New Testament Tales - Life after Death

Life after Death
1. How long did Jesus stay with the disciples after his resurrection?
2. What’s the biggest number of people the Bible records seeing Jesus after his resurrection?
3. What supernatural things did Jesus do after his resurrection?
4. What natural things did Jesus do after his resurrection?
5. What did Thomas do besides doubting?
6. Where did Jesus first appear after his death?
7. Where did Jesus last appear in the Bible after his death?
8. Who walked to Emmaus?
9. How long after the ascension was Pentecost?
10. Who is the thirteenth disciple?

According to Acts (1:3) Jesus appeared to his disciples over a period of forty days after his resurrection. It’s not clear if anyone was keeping count, or if forty days was another way of saying “for a few weeks,” but forty is a number often used in the Bible – Noah’s flood, Jesus’ time in the desert, etc. Paul records Jesus appearing to 500 people at once (1 Cor 15:6), a pretty wild claim and one that would be easily disproved if false, but there’s no record of where or when. (It’s interesting to wonder, just how many people would Elvis have to appear to all at once for a story from nowheresville to become so popular the American President declared it to be true. Stories of Jesus’ resurrection did eventually convince the Roman Emperor.)

Some theories suggest people saw what they wanted to see after Jesus’ death, a sort of mass hysteria. But mass hysteria doesn’t usually result in people seeing what they least expect, and stories of Jesus’ resurrection appearances make it clear his closest followers had no idea what was coming. They even make themselves appear foolish for doubting rather than wise and ready to lead. Other theories say Jesus wasn’t actually dead, though the description of his death is pretty graphic, and the Romans were generally good at killing people.

Jesus appears and disappears (John 20:16, 19), has holes in his body (John 20:27), finds fish (John 21:6), prophesies (John 21:18, Acts 1:8), and ascends into the clouds (Acts 1:9, Luke 24:50) after his death. He also walks and talks and eats, and does “many other things” (John 21:25) which are not recorded.

According to John, Jesus’ first resurrection appearance was to the disciples in an upper room. In Luke the first recorded appearance is to Cleopas and another unnamed follower on the road to Emmaus. Interestingly, Luke’s gospel story ends with Jesus ascending into the clouds at Bethany, while his book of Acts starts with the ascension from the Mount of Olives (which is between Jerusalem and Bethany). And when Ezekiel (Ezekiel 10) prophesies the removal of God’s visible presence from the Temple, the presence is last seen to the East – the same place again. (Note, Jesus does appear after the ascension, to Saul and to John.)

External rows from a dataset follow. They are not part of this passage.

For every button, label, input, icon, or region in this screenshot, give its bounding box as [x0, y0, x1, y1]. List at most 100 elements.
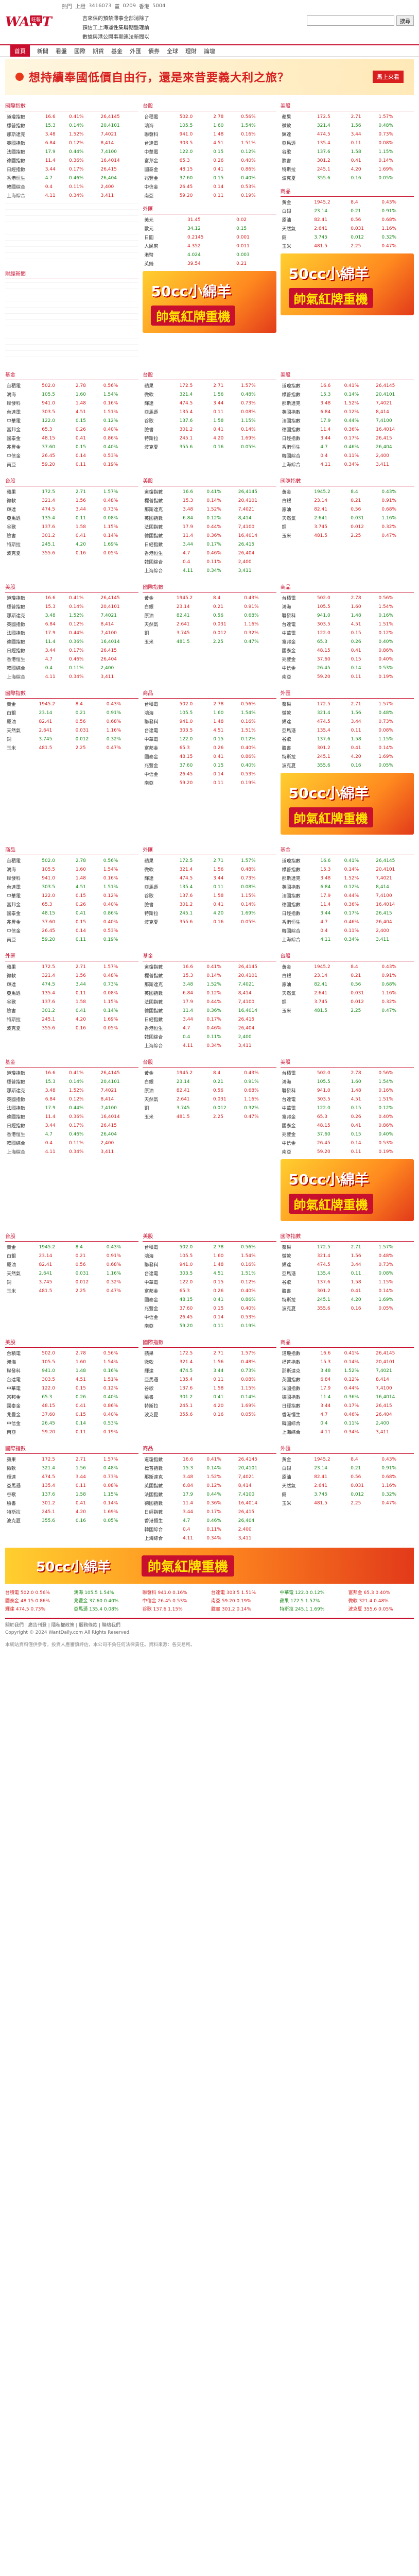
- banner-cta-button[interactable]: 馬上來看: [373, 71, 404, 83]
- table-row[interactable]: 原油 82.41 0.56 0.68%: [5, 1260, 138, 1269]
- table-row[interactable]: 臉書 301.2 0.41 0.14%: [281, 156, 414, 165]
- table-row[interactable]: 臉書 301.2 0.41 0.14%: [143, 900, 276, 909]
- table-row[interactable]: 特斯拉 245.1 4.20 1.69%: [143, 434, 276, 443]
- table-row[interactable]: 日經指數 3.44 0.17% 26,415: [281, 1401, 414, 1410]
- table-row[interactable]: 道瓊指數 16.6 0.41% 26,4145: [5, 1069, 138, 1077]
- table-row[interactable]: 富邦金 65.3 0.26 0.40%: [281, 1112, 414, 1121]
- table-row[interactable]: 天然氣 2.641 0.031 1.16%: [5, 726, 138, 735]
- table-row[interactable]: 蘋果 172.5 2.71 1.57%: [143, 856, 276, 865]
- table-row[interactable]: 法國指數 17.9 0.44% 7,4100: [281, 1384, 414, 1393]
- table-row[interactable]: 亞馬遜 135.4 0.11 0.08%: [281, 139, 414, 147]
- header-link[interactable]: 吉來保的預禁滯事全部消除了: [82, 14, 149, 24]
- table-row[interactable]: 香港恒生 4.7 0.46% 26,404: [5, 655, 138, 664]
- table-row[interactable]: 鴻海 105.5 1.60 1.54%: [143, 121, 276, 130]
- table-row[interactable]: 中信金 26.45 0.14 0.53%: [143, 182, 276, 191]
- table-row[interactable]: 台達電 303.5 4.51 1.51%: [143, 726, 276, 735]
- table-row[interactable]: 台積電 502.0 2.78 0.56%: [5, 856, 138, 865]
- table-row[interactable]: 聯發科 941.0 1.48 0.16%: [281, 1086, 414, 1095]
- table-row[interactable]: 標普指數 15.3 0.14% 20,4101: [143, 496, 276, 505]
- table-row[interactable]: 銅 3.745 0.012 0.32%: [281, 1490, 414, 1499]
- table-row[interactable]: 黃金 1945.2 8.4 0.43%: [281, 198, 414, 207]
- table-row[interactable]: 韓國綜合 0.4 0.11% 2,400: [143, 1032, 276, 1041]
- table-row[interactable]: 那斯達克 3.48 1.52% 7,4021: [143, 1472, 276, 1481]
- table-row[interactable]: 法國指數 17.9 0.44% 7,4100: [281, 891, 414, 900]
- table-row[interactable]: 上海綜合 4.11 0.34% 3,411: [5, 1147, 138, 1156]
- table-row[interactable]: 那斯達克 3.48 1.52% 7,4021: [143, 980, 276, 989]
- table-row[interactable]: 兆豐金 37.60 0.15 0.40%: [143, 761, 276, 770]
- table-row[interactable]: 香港恒生 4.7 0.46% 26,404: [281, 1410, 414, 1419]
- table-row[interactable]: 日經指數 3.44 0.17% 26,415: [5, 165, 138, 174]
- table-row[interactable]: 國泰金 48.15 0.41 0.86%: [143, 752, 276, 761]
- table-row[interactable]: 微軟 321.4 1.56 0.48%: [281, 708, 414, 717]
- table-row[interactable]: 谷歌 137.6 1.58 1.15%: [143, 1384, 276, 1393]
- table-row[interactable]: 鴻海 105.5 1.60 1.54%: [5, 390, 138, 399]
- table-row[interactable]: 兆豐金 37.60 0.15 0.40%: [281, 655, 414, 664]
- table-row[interactable]: 原油 82.41 0.56 0.68%: [281, 505, 414, 514]
- table-row[interactable]: 台積電 502.0 2.78 0.56%: [143, 700, 276, 708]
- table-row[interactable]: 美元 31.45 0.02: [143, 215, 276, 224]
- table-row[interactable]: 韓國綜合 0.4 0.11% 2,400: [281, 451, 414, 460]
- table-row[interactable]: 中華電 122.0 0.15 0.12%: [281, 629, 414, 637]
- table-row[interactable]: 微軟 321.4 1.56 0.48%: [143, 865, 276, 874]
- table-row[interactable]: 兆豐金 37.60 0.15 0.40%: [281, 1130, 414, 1139]
- nav-item-fund[interactable]: 基金: [111, 47, 123, 55]
- table-row[interactable]: 微軟 321.4 1.56 0.48%: [143, 1358, 276, 1366]
- mini-ticker[interactable]: 鴻海 105.5 1.54%: [74, 1589, 139, 1596]
- nav-item-news[interactable]: 新聞: [37, 47, 48, 55]
- mini-ticker[interactable]: 中華電 122.0 0.12%: [280, 1589, 345, 1596]
- table-row[interactable]: 天然氣 2.641 0.031 1.16%: [281, 514, 414, 522]
- table-row[interactable]: 德國指數 11.4 0.36% 16,4014: [143, 1499, 276, 1507]
- table-row[interactable]: 台積電 502.0 2.78 0.56%: [281, 1069, 414, 1077]
- table-row[interactable]: 道瓊指數 16.6 0.41% 26,4145: [143, 1455, 276, 1464]
- table-row[interactable]: 德國指數 11.4 0.36% 16,4014: [5, 637, 138, 646]
- table-row[interactable]: 日經指數 3.44 0.17% 26,415: [143, 540, 276, 549]
- table-row[interactable]: 微軟 321.4 1.56 0.48%: [281, 1251, 414, 1260]
- table-row[interactable]: 谷歌 137.6 1.58 1.15%: [5, 522, 138, 531]
- table-row[interactable]: 特斯拉 245.1 4.20 1.69%: [281, 752, 414, 761]
- mini-ticker[interactable]: 蘋果 172.5 1.57%: [280, 1597, 345, 1604]
- table-row[interactable]: 白銀 23.14 0.21 0.91%: [281, 496, 414, 505]
- table-row[interactable]: 富邦金 65.3 0.26 0.40%: [5, 1393, 138, 1401]
- table-row[interactable]: 香港恒生 4.7 0.46% 26,404: [5, 1130, 138, 1139]
- table-row[interactable]: 那斯達克 3.48 1.52% 7,4021: [281, 874, 414, 883]
- table-row[interactable]: 日經指數 3.44 0.17% 26,415: [5, 646, 138, 655]
- table-row[interactable]: 黃金 1945.2 8.4 0.43%: [281, 487, 414, 496]
- table-row[interactable]: 台達電 303.5 4.51 1.51%: [143, 139, 276, 147]
- table-row[interactable]: 原油 82.41 0.56 0.68%: [281, 215, 414, 224]
- nav-item-bond[interactable]: 債券: [148, 47, 160, 55]
- nav-item-futures[interactable]: 期貨: [93, 47, 104, 55]
- table-row[interactable]: 國泰金 48.15 0.41 0.86%: [5, 1401, 138, 1410]
- topbar-item[interactable]: 香港: [139, 2, 149, 10]
- table-row[interactable]: 南亞 59.20 0.11 0.19%: [143, 191, 276, 200]
- table-row[interactable]: 韓國綜合 0.4 0.11% 2,400: [143, 557, 276, 566]
- table-row[interactable]: 那斯達克 3.48 1.52% 7,4021: [143, 505, 276, 514]
- mini-ticker[interactable]: 亞馬遜 135.4 0.08%: [74, 1605, 139, 1613]
- table-row[interactable]: 聯發科 941.0 1.48 0.16%: [5, 399, 138, 408]
- table-row[interactable]: 歐元 34.12 0.15: [143, 224, 276, 233]
- table-row[interactable]: 法國指數 17.9 0.44% 7,4100: [143, 997, 276, 1006]
- table-row[interactable]: 輝達 474.5 3.44 0.73%: [5, 980, 138, 989]
- mini-ticker[interactable]: 聯發科 941.0 0.16%: [143, 1589, 208, 1596]
- mini-ticker[interactable]: 富邦金 65.3 0.40%: [348, 1589, 414, 1596]
- table-row[interactable]: 上海綜合 4.11 0.34% 3,411: [281, 1428, 414, 1436]
- table-row[interactable]: 南亞 59.20 0.11 0.19%: [5, 460, 138, 469]
- ad-scooter[interactable]: 50cc小綿羊 帥氣紅牌重機: [280, 1159, 414, 1221]
- table-row[interactable]: 英國指數 6.84 0.12% 8,414: [5, 620, 138, 629]
- mini-ticker[interactable]: 谷歌 137.6 1.15%: [143, 1605, 208, 1613]
- table-row[interactable]: 白銀 23.14 0.21 0.91%: [281, 207, 414, 215]
- table-row[interactable]: 白銀 23.14 0.21 0.91%: [5, 708, 138, 717]
- table-row[interactable]: 南亞 59.20 0.11 0.19%: [281, 1147, 414, 1156]
- table-row[interactable]: 日經指數 3.44 0.17% 26,415: [281, 909, 414, 918]
- table-row[interactable]: 谷歌 137.6 1.58 1.15%: [281, 735, 414, 743]
- ad-scooter[interactable]: 50cc小綿羊 帥氣紅牌重機: [280, 253, 414, 315]
- table-row[interactable]: 谷歌 137.6 1.58 1.15%: [143, 416, 276, 425]
- table-row[interactable]: 原油 82.41 0.56 0.68%: [143, 1086, 276, 1095]
- table-row[interactable]: 標普指數 15.3 0.14% 20,4101: [5, 602, 138, 611]
- table-row[interactable]: 道瓊指數 16.6 0.41% 26,4145: [281, 1349, 414, 1358]
- table-row[interactable]: 國泰金 48.15 0.41 0.86%: [143, 165, 276, 174]
- table-row[interactable]: 黃金 1945.2 8.4 0.43%: [5, 1243, 138, 1251]
- table-row[interactable]: 英國指數 6.84 0.12% 8,414: [5, 139, 138, 147]
- table-row[interactable]: 中華電 122.0 0.15 0.12%: [143, 735, 276, 743]
- table-row[interactable]: 富邦金 65.3 0.26 0.40%: [143, 156, 276, 165]
- table-row[interactable]: 鴻海 105.5 1.60 1.54%: [143, 1251, 276, 1260]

In John’s account, Jesus breathes the Holy Spirit onto his disciples. In Acts, the disciples return to Jerusalem between the ascension and Pentecost (50 days after the resurrection, therefore 10 after the ascension) for the Holy Spirit to appear as fire (a frequent image for God’s presence). Passover was when the Jews celebrated their escape from Egypt. Three days later they made a “wave offering” of first fruits (Lev 23: and Jesus is the firstfruit of the dead). 50 days later is Pentecost, another Jewish feast.

While they hid in the upper room (the disciples and Mary mother of Jesus), a new apostle was chosen to replace Judas. The vote was between Joseph Justus (Barsabas) and Matthias. Matthias won. Tradition claims Joseph as one of the seventy, Bishop of Eleutheropolis, and a martyr. Matthias’ remains may be in Georgia or Trier, Germany. Meanwhile Thomas, best remembered for doubting, is also the apostle who bravely said “Let us go… die with him,” (John 11:16) and who confesses he doesn’t know where Jesus is going (John 14:5). Tradition has him preaching in India but mystically transported to Mary’s tomb to view her ascension, after which he is the believer who convinces others by showing her girdle.